Médaillé d’argent en super-G et de bronze en descente il y a quatre ans à PyeongChang, Beat Feuz complète sa collection de métal. Pourtant, le Bernois a toujours insisté pour ne pas faire une fixette de cette médaille d’or. « Je n’étais pas tendu ou stressé par les Jeux olympiques, affirme-t-il. Bon, hier (ndlr: avant le report de la course) il y avait un petit peu de pression, parce qu’on ne savait pas si ça partait ou pas. Mais ce matin, on est monté avec la cabine et c’était clair qu’on partait à 12h. J’ai exactement su comment me préparer pour être prêt pour la course, ça m’a aidé. »
Un voyage en toute décontraction
L’expérience de Beat Feuz a probablement fait la différence. « Beat est incroyable, reconnaît Thomas Stauffer, entraîneur en chef de l’équipe de Suisse masculine. Il sait tout faire juste au bon moment. Il était prêt et a su profiter de la nervosité des autres. » Arrivé en Chine lundi dernier, quelques jours après les autres descendeurs, le skieur de Schangnau maîtrise son emploi du temps à la perfection. Lors de son vol en compagnie notamment de Luca Aerni, Gino Caviezel et Yannick Chabloz, il était complètement décontracté et ne s’est pas excité lorsqu’il était question d’attendre plusieurs heures avant de pouvoir rejoindre le village olympique de Yanqing.
Après Bernhard Russi (Sapporo 1972), Pirmin Zurbriggen (Calgary 1988) et Didier Défago (Vancouver 2010), Beat Feuz est devenu le quatrième champion olympique suisse dans la discipline. « C’est quand même le meilleur descendeur de ces dernières années et il mérite à 100% sa victoire, avoue Bernhard Russi, heureux de voir un nouveau skieur helvétique lui succéder. Aujourd’hui, il fallait être relax. Je pense que c’est un très joli final pour sa carrière. » Didier Défago abonde dans ce sens. « Beat a fait une manche fantastique, il mérite son succès, félicite le Morginois. Il a su rester vraiment calme et profiter de son expérience. C’était du grand Beat aujourd’hui. »

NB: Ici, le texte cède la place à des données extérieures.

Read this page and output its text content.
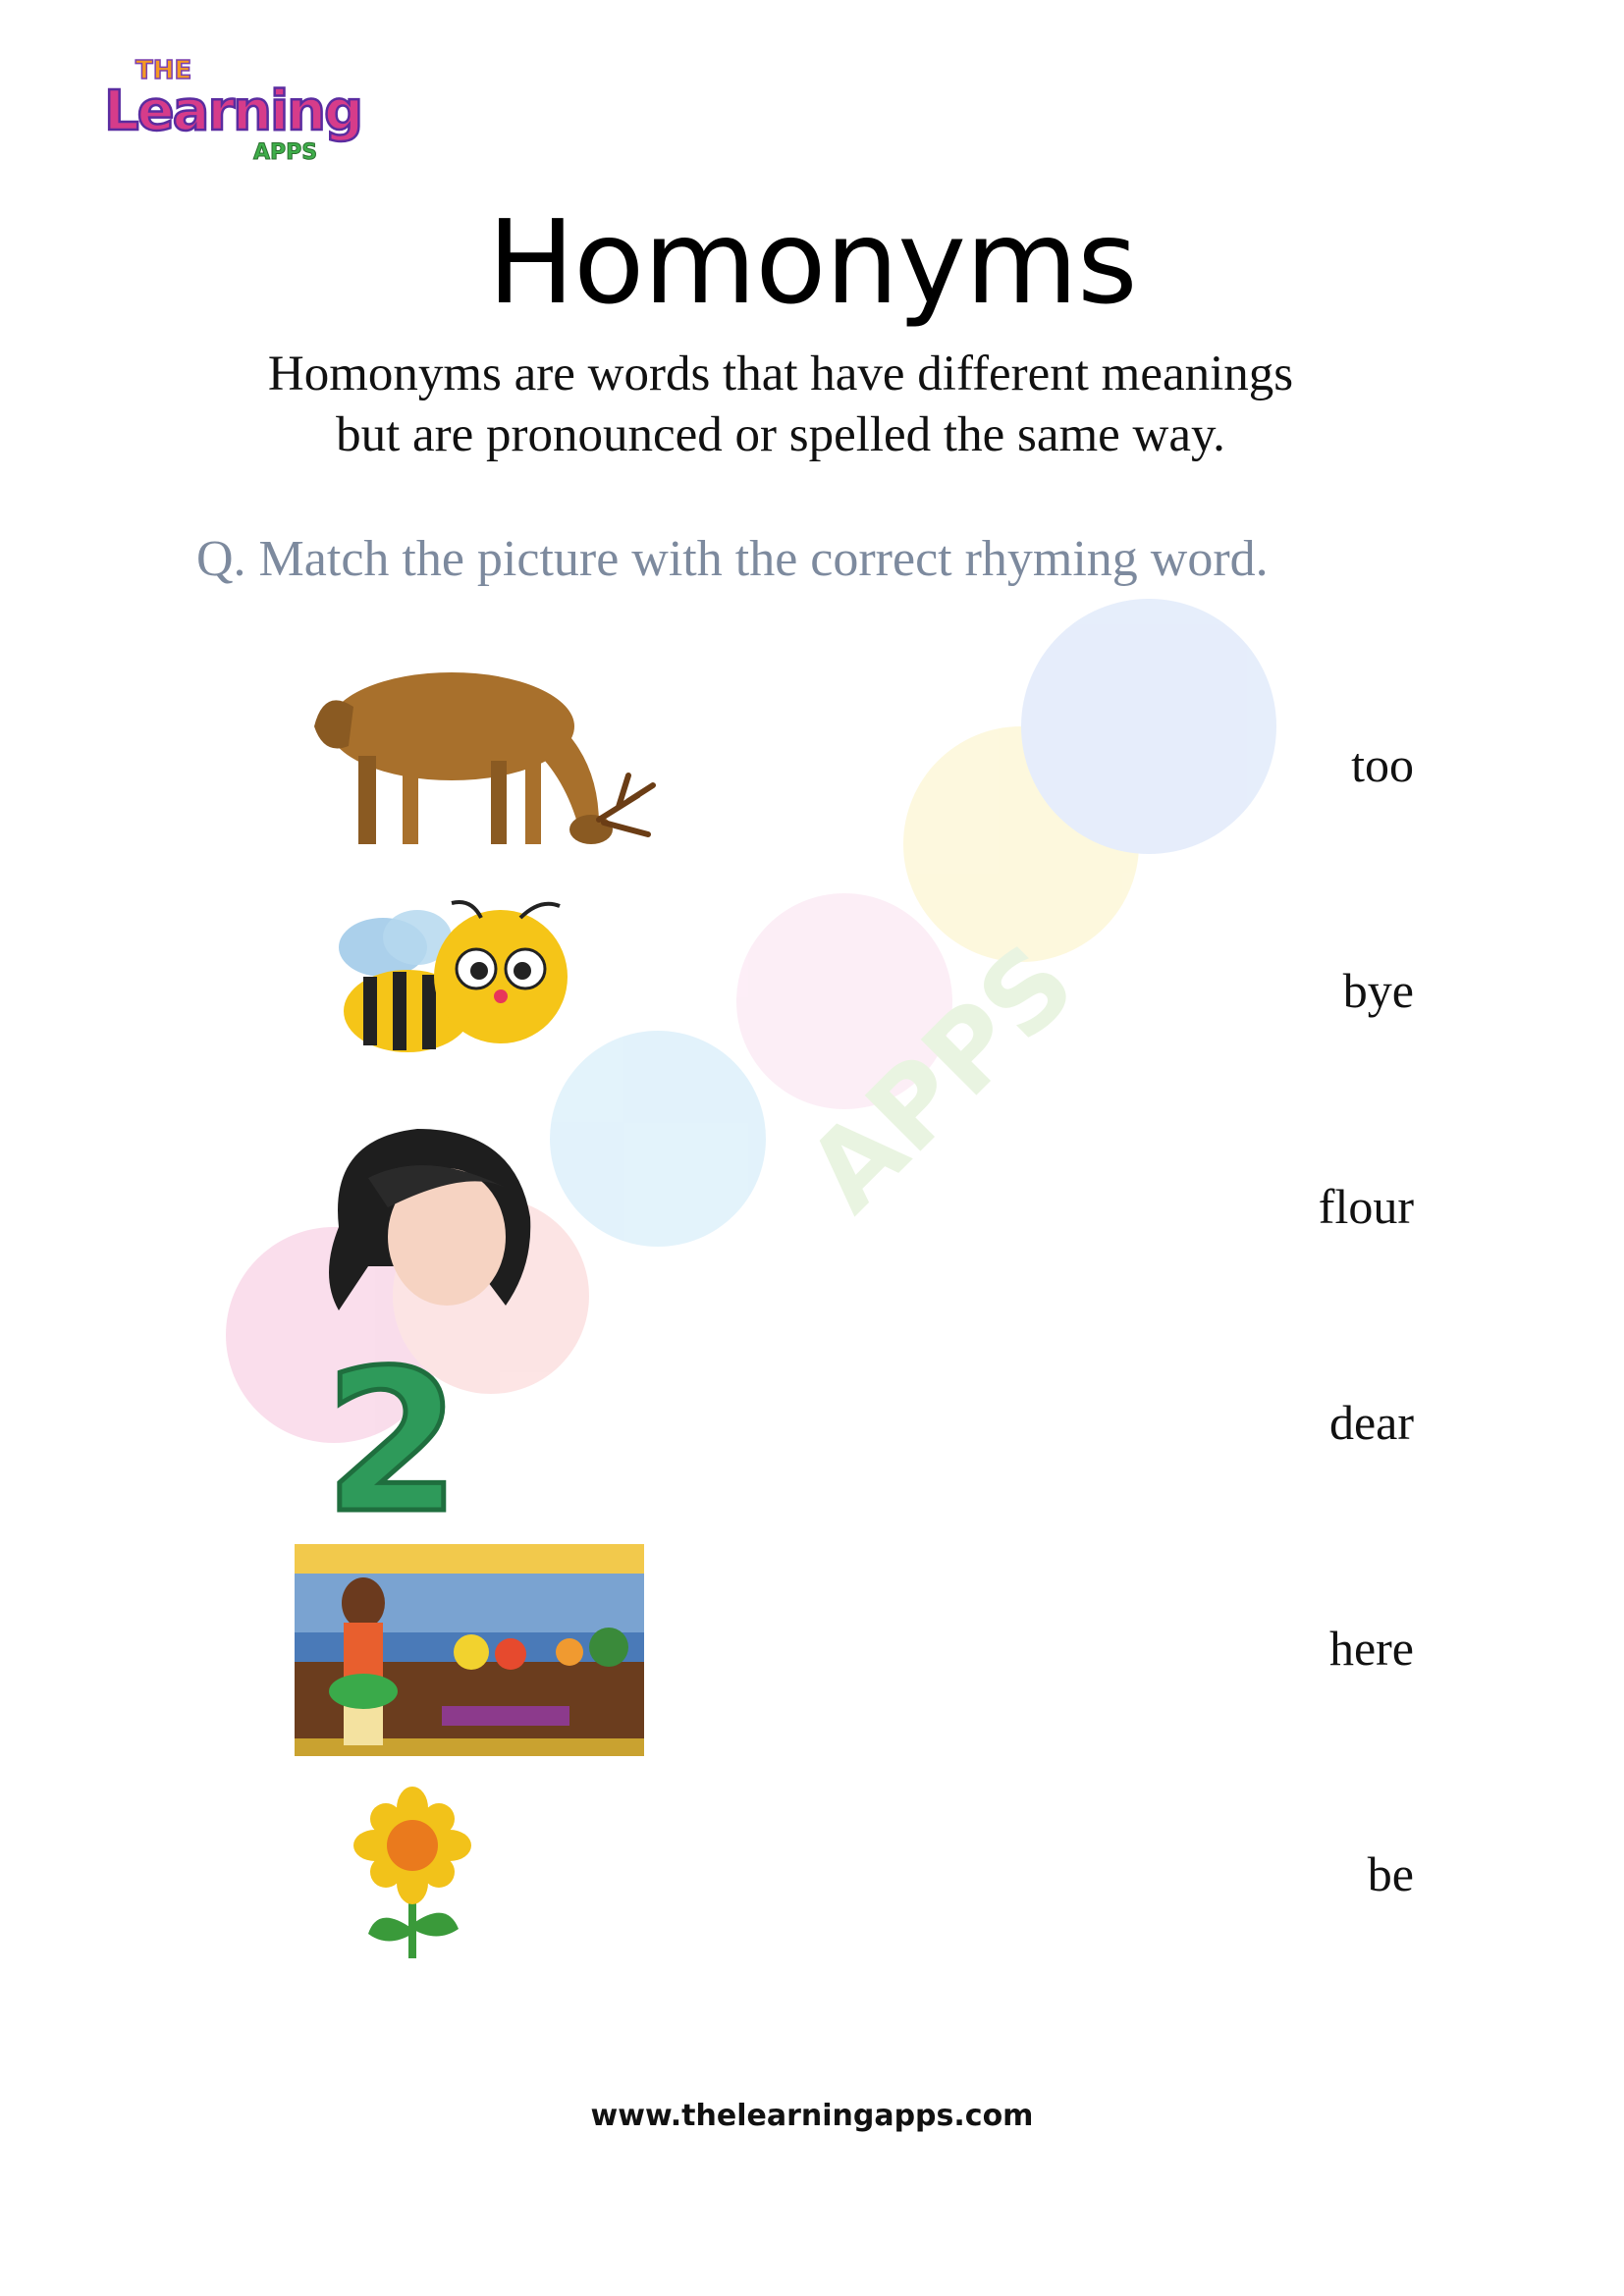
THE
Learning
APPS
APPS
Homonyms
Homonyms are words that have different meanings
but are pronounced or spelled the same way.
Q. Match the picture with the correct rhyming word.
2
too
bye
flour
dear
here
be
www.thelearningapps.com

Didier Défago: « Au niveau émotionnel, ça fait quelque chose »
Les deux hommes, qui ont également dessiné la piste de cette descente olympique, ont pu se réjouir de voir leur travail crédibilisé par un podium de prestige, avec également Johan Clarey et Matthias Mayer, le tout lors d’une course équitable. « Le report était la bonne option, confirme Didier Défago. Le sport est ressorti vainqueur et le résultat est là aujourd’hui. » Quant au fait de voir gagner un compatriote sur un parcours qu’il a mis en place, le Valaisan était très touché: « Au niveau émotionnel, ça fait quelque chose. C’est des moments inoubliables dans une carrière, des rêves de gosses qui se réalisent. Là, ça donne des frissons. »
Et Beat Feuz de répondre, à la question de ce qu’il peut encore gagner: « L’or en super-G, mais il faudrait un miracle pour ça! ». C’est plutôt son compatriote Marco Odermatt qui devrait tenter de lui ravir la vedette mardi. « Mais c’est difficile d’aller aussi vite que les descendeurs et les athlètes Head sur cette piste, relativise le Nidwaldien. Ils sont super bons sur cette neige. C’est la même qu’à PyeongChang plus ou moins et elle leur convient idéalement. Mais je vais attaquer pour gagner une médaille. »
La moisson de l’équipe de Suisse est lancée. Et tous au sein du clan helvétique en sont certains: elle sera fructueuse sur la neige chinoise.